L’America sta adottando alcune misure restrittive, proprio da oggi, lunedì 16 marzo, chiuse le scuole: «Diciamo che ora sto vivendo sulla mia pelle quello che ho vissuto già indirettamente con gli aggiornamenti della mia famiglia. Le scuole sono chiuse da un giorno, ma già la scorsa settimana era stato sospeso tutto lo sport. Alcuni negozi sono aperti, – dice Martina – per alcuni è stato avviato lo smart working, come per esempio fa la mamma della famiglia in cui vivo qui. Gli studenti? Ora sono un po’ arrabbiati, a Washington le scuole sono chiuse fino a maggio, sono stati annullati i balli di fine anno, è una situazione in divenire, proprio come in Italia».

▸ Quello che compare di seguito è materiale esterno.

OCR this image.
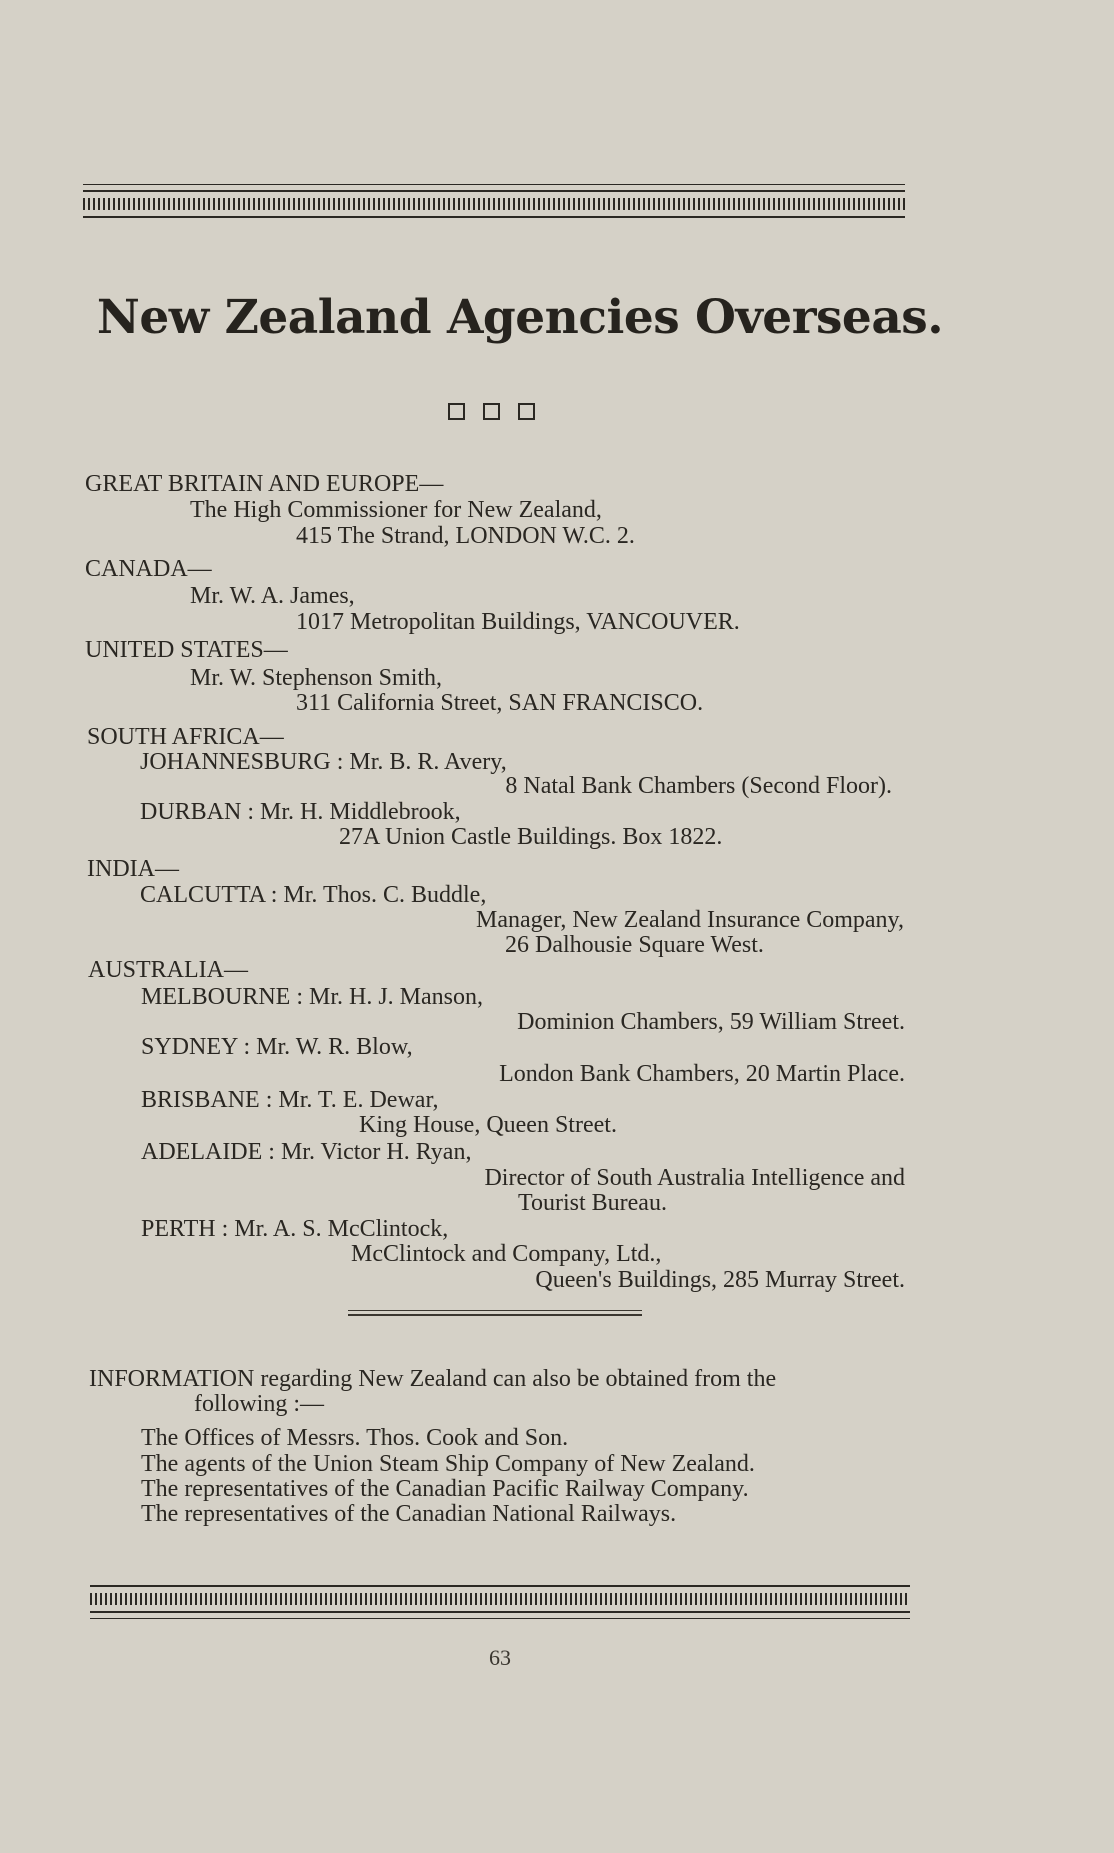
New Zealand Agencies Overseas.
GREAT BRITAIN AND EUROPE—
The High Commissioner for New Zealand,
415 The Strand, LONDON W.C. 2.
CANADA—
Mr. W. A. James,
1017 Metropolitan Buildings, VANCOUVER.
UNITED STATES—
Mr. W. Stephenson Smith,
311 California Street, SAN FRANCISCO.
SOUTH AFRICA—
JOHANNESBURG : Mr. B. R. Avery,
8 Natal Bank Chambers (Second Floor).
DURBAN : Mr. H. Middlebrook,
27A Union Castle Buildings. Box 1822.
INDIA—
CALCUTTA : Mr. Thos. C. Buddle,
Manager, New Zealand Insurance Company,
26 Dalhousie Square West.
AUSTRALIA—
MELBOURNE : Mr. H. J. Manson,
Dominion Chambers, 59 William Street.
SYDNEY : Mr. W. R. Blow,
London Bank Chambers, 20 Martin Place.
BRISBANE : Mr. T. E. Dewar,
King House, Queen Street.
ADELAIDE : Mr. Victor H. Ryan,
Director of South Australia Intelligence and
Tourist Bureau.
PERTH : Mr. A. S. McClintock,
McClintock and Company, Ltd.,
Queen's Buildings, 285 Murray Street.
INFORMATION regarding New Zealand can also be obtained from the
following :—
The Offices of Messrs. Thos. Cook and Son.
The agents of the Union Steam Ship Company of New Zealand.
The representatives of the Canadian Pacific Railway Company.
The representatives of the Canadian National Railways.
63
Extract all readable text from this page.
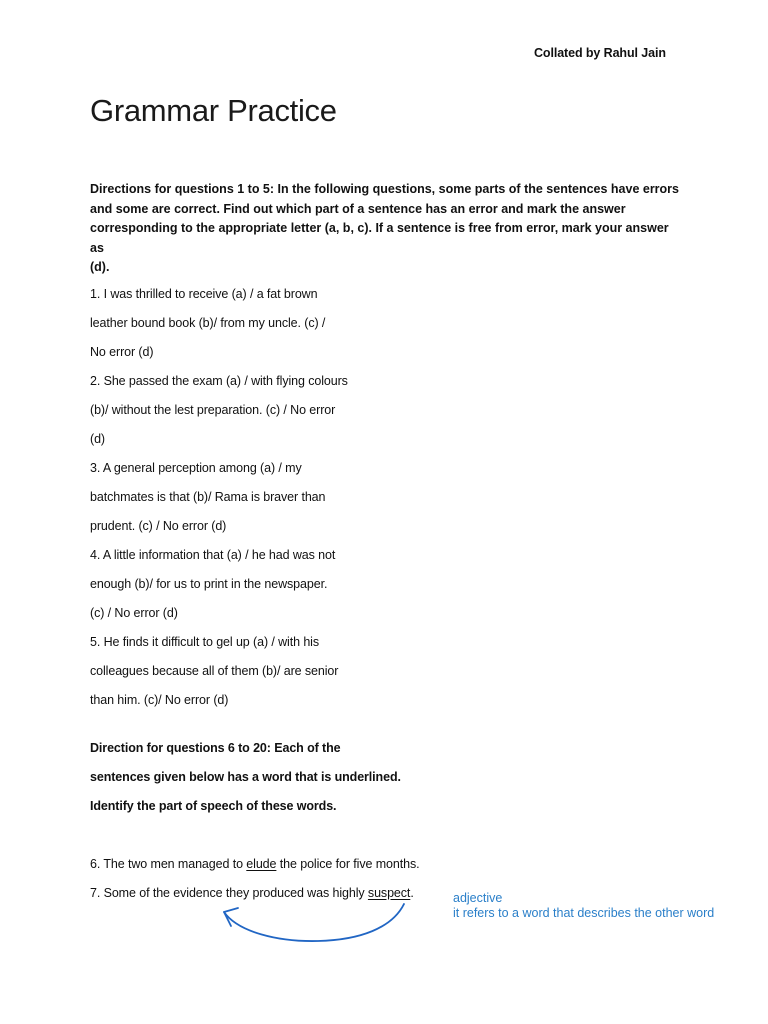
Collated by Rahul Jain
Grammar Practice

Directions for questions 1 to 5: In the following questions, some parts of the sentences have errors

and some are correct. Find out which part of a sentence has an error and mark the answer

corresponding to the appropriate letter (a, b, c). If a sentence is free from error, mark your answer as

(d).

1. I was thrilled to receive (a) / a fat brown
leather bound book (b)/ from my uncle. (c) /
No error (d)
2. She passed the exam (a) / with flying colours
(b)/ without the lest preparation. (c) / No error
(d)
3. A general perception among (a) / my
batchmates is that (b)/ Rama is braver than
prudent. (c) / No error (d)
4. A little information that (a) / he had was not
enough (b)/ for us to print in the newspaper.
(c) / No error (d)
5. He finds it difficult to gel up (a) / with his
colleagues because all of them (b)/ are senior
than him. (c)/ No error (d)
Direction for questions 6 to 20: Each of the
sentences given below has a word that is underlined.
Identify the part of speech of these words.
6. The two men managed to elude the police for five months.
7. Some of the evidence they produced was highly suspect.	adjective
it refers to a word that describes the other word
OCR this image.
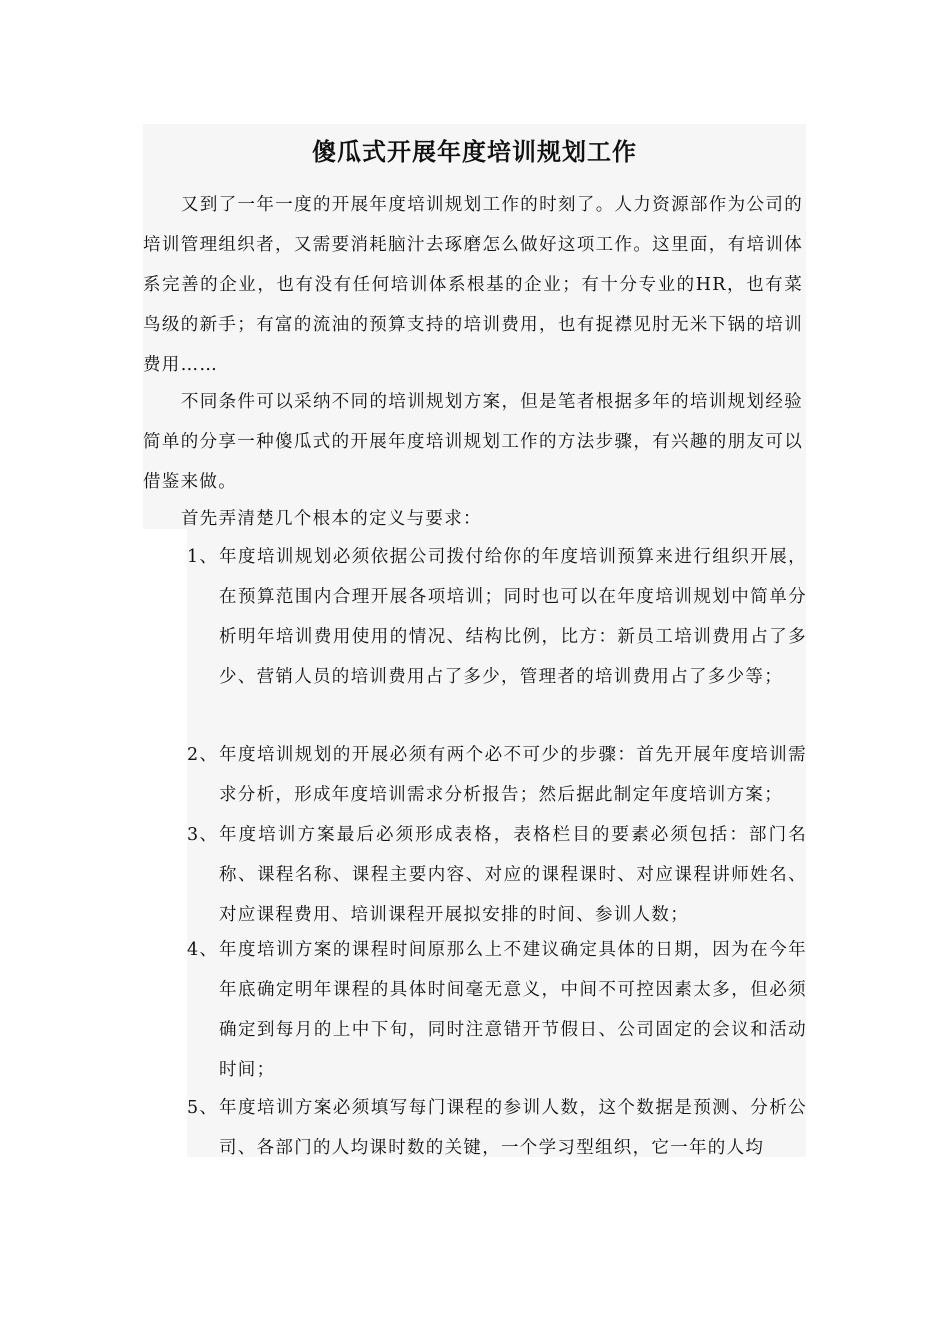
傻瓜式开展年度培训规划工作

又到了一年一度的开展年度培训规划工作的时刻了。人力资源部作为公司的培训管理组织者，又需要消耗脑汁去琢磨怎么做好这项工作。这里面，有培训体系完善的企业，也有没有任何培训体系根基的企业；有十分专业的HR，也有菜鸟级的新手；有富的流油的预算支持的培训费用，也有捉襟见肘无米下锅的培训费用……

不同条件可以采纳不同的培训规划方案，但是笔者根据多年的培训规划经验简单的分享一种傻瓜式的开展年度培训规划工作的方法步骤，有兴趣的朋友可以借鉴来做。

首先弄清楚几个根本的定义与要求：

1、 年度培训规划必须依据公司拨付给你的年度培训预算来进行组织开展，在预算范围内合理开展各项培训；同时也可以在年度培训规划中简单分析明年培训费用使用的情况、结构比例，比方：新员工培训费用占了多少、营销人员的培训费用占了多少，管理者的培训费用占了多少等；
2、 年度培训规划的开展必须有两个必不可少的步骤：首先开展年度培训需求分析，形成年度培训需求分析报告；然后据此制定年度培训方案；
3、 年度培训方案最后必须形成表格，表格栏目的要素必须包括：部门名称、课程名称、课程主要内容、对应的课程课时、对应课程讲师姓名、对应课程费用、培训课程开展拟安排的时间、参训人数；
4、 年度培训方案的课程时间原那么上不建议确定具体的日期，因为在今年年底确定明年课程的具体时间毫无意义，中间不可控因素太多，但必须确定到每月的上中下旬，同时注意错开节假日、公司固定的会议和活动时间；
5、 年度培训方案必须填写每门课程的参训人数，这个数据是预测、分析公司、各部门的人均课时数的关键，一个学习型组织，它一年的人均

E il messaggio che lancia Martina è davvero forte: «Da che è iniziata la quarantena forzata non smetto di pensare alla mia Italia, la sento come una sorella che sta soffrendo e anche se sono a distanza io mi impegno a fare qualcosa per lei, perché è parte di me. Farà sorridere, ma guardando le storie Instagram di amici ho sentito l’inno di Italia e mi è venuto d’istinto alzarmi e mettere la mano sul cuore. E’ bello. Io qui in America sto bene e sono contenta, ma dopo un po’ pesa il non essere in un paese che senti davvero tuo e la mano sul cuore la metti quando te lo senti davvero e senti qualcosa vicino a te. Sono piccole cose che però mi fanno vedere una Italia unita e questo è molto importante».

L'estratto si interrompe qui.